Victorian Curriculum Visual Arts:
Respond and interpret: Analysing, evaluating interpreting and reflecting upon meanings, beliefs and values in artworks. Examining artworks in historical and cultural contexts.

Degas’s In a café (The absinthe drinker) received mixed reactions when it was exhibited. Some reviewers called the subject matter ‘repulsive’. Others said that it was a valuable sociological study. A selection of the reviews can be read below.

Collection of reviews:

Anon [J. S. Spender], Westminster Gazette 17 February 1893

…the two works of Degas exhibited in this gallery bring so forcibly before us the artistic ideals of the ‘new painters’ that we really cannot forbear. One is called ‘Absinthe’… A man and a woman, both of the most degraded type, are seated on a bench in a wine-shop, their backs reflected in a glass screen behind them … the total effect … is one which most of us will be anxious to banish from our minds as quickly as possible, and neither of them tells us anything about M. Degas’ skill which we did not know about before.

D.S.M.[D.S. MacColl], Spectator 25 February 1893

L’Absinthe, by Degas, is the inexhaustible picture, the one that draws you back, and back again. It set a standard by which too many of the would-be ‘decorative’ inventions in the exhibition are cruelly judged. It is what they call ‘a repulsive subject’, two rather sodden people drinking in a café… so does this master of character, of form, of colour, watch till the café table-tops and the mirror and the water-bottle and the drinks and the features yield up to him their mysterious affecting note. The subject, if you like, was repulsive as you would have seen it, before Degas made it his. If it appears so still, you may make up your mind that the confusion and affliction from which you suffer are incurable.
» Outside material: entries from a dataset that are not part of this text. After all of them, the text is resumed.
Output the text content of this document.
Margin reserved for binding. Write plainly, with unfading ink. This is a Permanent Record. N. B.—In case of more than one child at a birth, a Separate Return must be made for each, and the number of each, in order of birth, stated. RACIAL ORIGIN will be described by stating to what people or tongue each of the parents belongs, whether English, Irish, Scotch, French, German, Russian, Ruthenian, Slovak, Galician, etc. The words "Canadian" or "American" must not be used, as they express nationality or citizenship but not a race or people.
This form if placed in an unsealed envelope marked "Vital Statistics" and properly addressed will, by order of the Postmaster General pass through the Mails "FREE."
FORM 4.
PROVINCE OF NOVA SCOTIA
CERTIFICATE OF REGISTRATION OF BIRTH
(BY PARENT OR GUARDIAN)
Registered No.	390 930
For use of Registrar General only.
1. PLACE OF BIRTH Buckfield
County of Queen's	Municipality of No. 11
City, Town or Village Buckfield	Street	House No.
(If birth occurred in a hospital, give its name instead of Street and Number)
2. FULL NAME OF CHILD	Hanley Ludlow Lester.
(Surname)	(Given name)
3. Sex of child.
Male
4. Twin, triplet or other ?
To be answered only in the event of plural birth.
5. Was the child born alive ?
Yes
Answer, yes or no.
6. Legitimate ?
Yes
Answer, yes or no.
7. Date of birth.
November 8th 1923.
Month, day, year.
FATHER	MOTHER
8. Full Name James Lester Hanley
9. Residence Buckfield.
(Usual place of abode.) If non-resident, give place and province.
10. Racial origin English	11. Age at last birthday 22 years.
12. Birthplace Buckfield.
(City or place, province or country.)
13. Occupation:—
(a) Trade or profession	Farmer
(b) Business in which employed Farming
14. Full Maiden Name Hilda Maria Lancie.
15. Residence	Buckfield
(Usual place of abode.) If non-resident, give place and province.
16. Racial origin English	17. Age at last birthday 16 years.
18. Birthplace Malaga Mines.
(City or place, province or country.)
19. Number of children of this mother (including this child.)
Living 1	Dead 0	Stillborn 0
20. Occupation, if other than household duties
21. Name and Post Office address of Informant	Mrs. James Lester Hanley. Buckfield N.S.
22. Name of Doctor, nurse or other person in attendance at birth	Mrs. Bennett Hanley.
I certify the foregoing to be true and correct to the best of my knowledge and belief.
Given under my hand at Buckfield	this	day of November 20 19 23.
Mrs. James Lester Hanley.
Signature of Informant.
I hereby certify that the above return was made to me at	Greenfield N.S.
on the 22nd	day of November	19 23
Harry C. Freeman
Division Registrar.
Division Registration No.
Walter Crane, Westminster Gazette 20 March, 1893

Here is a study of human degradation, male and female, presented with extraordinary insight and graphic skill, with all the devotion to the realisation (or idealisation) of squalid and sordid unloveliness, and the outward and visible signs of the corruption of society which are characteristic of the most modern painting. Such a study would not be without its value in a sociological museum, or even as an illustrated tract in the temperance propaganda; but when we are asked to believe that this is a new revelation of beauty – that this is the Adam and Eve of a new world of aesthetic pleasure, degraded and not ashamed, a paradise of un natural selection – it is another matter.
The best answer is, perhaps, another question – How could one live with such a work? That is a test which never fails.

Discuss and Write:
Which of the reviews above are positive? Which ones are negative? Which phrases indicate this? How are the views justified?
Write your own review of the work.

Of Your Time
Degas’s friend Manet said ‘Il faut etre de son temps’ ( it is necessary to be true to one’s own time). Degas faithfully shows an aspect of his era.
Do you agree that an artist should reflect their time? What is the role of the artist in society? What responsibility does this role carry?

What do you think?
Artists often ignite heated debate with their work, especially when it touches upon closely held social values and beliefs. Artists such as Bill Henson (Australian, b.1955), Mike Parr (Australian, b.1945) and Andres Serrano (American, b.1950) have all been at the centre of controversy caused by their art.
Choose one of these artists or research your own. Describe the controversy that surrounded their work. What were the values or beliefs that were at the heart of the controversy? Find some different opinions about the works…and think about your own view.
Present a debate about the work that explores possible viewpoints about the work.

Digital Artist:

Although the café La Nouvelle Athènes is no longer there…you can still find Place Pigalle on a map of Paris with Google Maps and reviews on TripAdvisor as seen in the links below.
Write a review of La Nouvelle Athènes: the venue, location, entertainment, food and service in the style of a TripAdvisor review.